Kantor Wilayah Kementerian Hukum (Kemenkum) Riau melalui Bidang Kekayaan Intelektual melakukan penyebaran kuesioner terkait kepatuhan pembayaran royalti musik pada layanan publik yang bersifat komersial di Kota Pekanbaru, Selasa (7/4/2026). Kegiatan ini menyasar pelaku usaha perhotelan yang memanfaatkan musik dalam aktivitas komersial.

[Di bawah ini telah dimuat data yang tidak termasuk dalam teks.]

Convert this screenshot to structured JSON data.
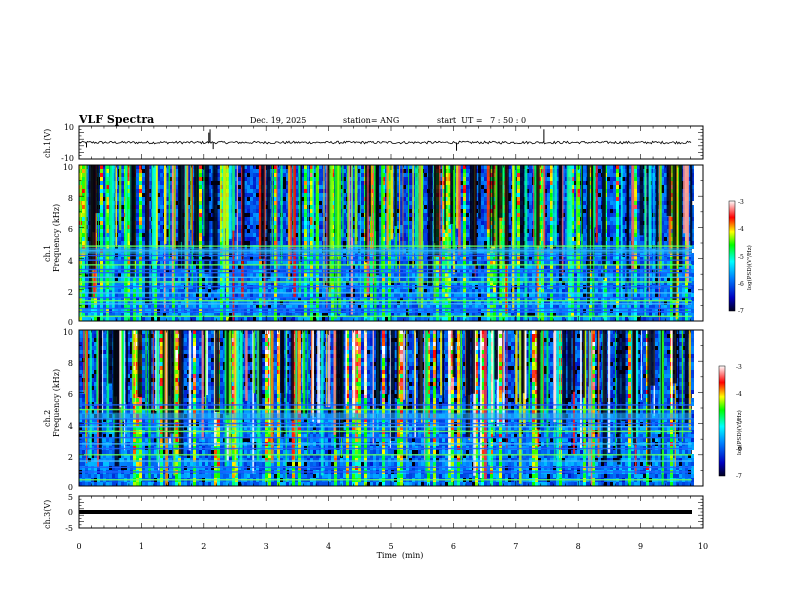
{
  "chart_data": {
    "type": "heatmap",
    "title": "VLF Spectra",
    "date": "Dec. 19, 2025",
    "station": "station= ANG",
    "start_ut": "start  UT =   7 : 50 : 0",
    "xlabel": "Time  (min)",
    "xlim": [
      0,
      10
    ],
    "x_ticks": [
      "0",
      "1",
      "2",
      "3",
      "4",
      "5",
      "6",
      "7",
      "8",
      "9",
      "10"
    ],
    "data_end_min": 9.82,
    "panels": [
      {
        "id": "ch1-waveform",
        "type": "line",
        "ylabel": "ch.1(V)",
        "ylim": [
          -10,
          10
        ],
        "y_ticks": [
          "10",
          "-10"
        ],
        "baseline": 0,
        "noise_amplitude": 0.8,
        "spikes": [
          {
            "t": 0.12,
            "v": -3
          },
          {
            "t": 2.1,
            "v": 8
          },
          {
            "t": 2.15,
            "v": -4
          },
          {
            "t": 2.08,
            "v": 6
          },
          {
            "t": 6.05,
            "v": -5
          },
          {
            "t": 7.45,
            "v": 8
          }
        ]
      },
      {
        "id": "ch1-spectrogram",
        "type": "heatmap",
        "ylabel_1": "ch.1",
        "ylabel_2": "Frequency  (kHz)",
        "ylim": [
          0,
          10
        ],
        "y_ticks": [
          "0",
          "2",
          "4",
          "6",
          "8",
          "10"
        ],
        "colorbar_label": "log(PSD)(V²/Hz)",
        "colorbar_range": [
          -7,
          -3
        ],
        "colorbar_ticks": [
          "-3",
          "-4",
          "-5",
          "-6",
          "-7"
        ],
        "line_freqs_khz": [
          0.3,
          0.6,
          0.8,
          1.1,
          1.3,
          1.5,
          1.8,
          2.2,
          2.5,
          2.8,
          3.1,
          3.3,
          3.6,
          3.9,
          4.2,
          4.5,
          4.8
        ]
      },
      {
        "id": "ch2-spectrogram",
        "type": "heatmap",
        "ylabel_1": "ch.2",
        "ylabel_2": "Frequency  (kHz)",
        "ylim": [
          0,
          10
        ],
        "y_ticks": [
          "0",
          "2",
          "4",
          "6",
          "8",
          "10"
        ],
        "colorbar_label": "log(PSD)(V²/Hz)",
        "colorbar_range": [
          -7,
          -3
        ],
        "colorbar_ticks": [
          "-3",
          "-4",
          "-5",
          "-6",
          "-7"
        ],
        "line_freqs_khz": [
          0.4,
          0.9,
          1.2,
          1.6,
          2.0,
          2.4,
          2.7,
          3.1,
          3.5,
          3.8,
          4.0,
          4.3,
          4.9,
          5.2
        ]
      },
      {
        "id": "ch3-waveform",
        "type": "line",
        "ylabel": "ch.3(V)",
        "ylim": [
          -5,
          5
        ],
        "y_ticks": [
          "5",
          "0",
          "-5"
        ],
        "level": 0,
        "note": "flat thick trace"
      }
    ]
  },
  "colors": {
    "background": "#000000",
    "axis": "#000000",
    "colormap": [
      "#000040",
      "#0000ff",
      "#00a0ff",
      "#00ffff",
      "#00ff00",
      "#ffff00",
      "#ff8000",
      "#ff0000",
      "#ffffff"
    ]
  }
}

Penyebaran kuesioner dilakukan melalui kunjungan langsung ke Grand Jatra Hotel Pekanbaru dan Grand Zuri Hotel Pekanbaru. Langkah tersebut ditujukan untuk memperoleh data dan informasi mengenai tingkat pemahaman serta kepatuhan pelaku usaha terhadap kewajiban pembayaran royalti musik.
Kegiatan ini merupakan tindak lanjut kebijakan pemerintah terkait pengelolaan royalti lagu dan/atau musik melalui Lembaga Manajemen Kolektif Nasional (LMKN). Dalam pelaksanaannya, tim disambut perwakilan manajemen hotel, yakni Director Hotel Revenue Grand Jatra Hotel Pekanbaru dan Asisten Sales Manager Grand Zuri Hotel Pekanbaru.
Selain jajaran Bidang Kekayaan Intelektual, kegiatan juga melibatkan Ketua dan Anggota Tim Pokja Bidang Pelayanan Kekayaan Intelektual yang melakukan penyebaran serta pendampingan pengisian kuesioner.
Materi kuesioner mencakup identitas usaha, pemanfaatan musik dalam kegiatan usaha, tingkat pemahaman terhadap hak cipta, kepatuhan pembayaran royalti, kendala yang dihadapi, serta saran terhadap kebijakan pengelolaan royalti musik. Tim juga memberikan edukasi kepada pelaku usaha mengenai kewajiban pembayaran royalti sebagai bentuk perlindungan hak ekonomi pencipta.
Berdasarkan temuan di lapangan, masih terdapat kebutuhan peningkatan pemahaman pelaku usaha terkait mekanisme pembayaran royalti serta peran LMKN sebagai pengelola royalti satu pintu. Hal tersebut dinilai penting untuk mendukung peningkatan kepatuhan dan kesadaran hukum di kalangan pelaku usaha.
Melalui kegiatan ini, Kemenkum Riau berharap dapat memperoleh data yang lebih komprehensif sebagai dasar penyusunan strategi sosialisasi dan pembinaan yang lebih efektif. Upaya tersebut ditujukan untuk mendorong kepatuhan pembayaran royalti musik sekaligus mendukung perlindungan kekayaan intelektual di Indonesia.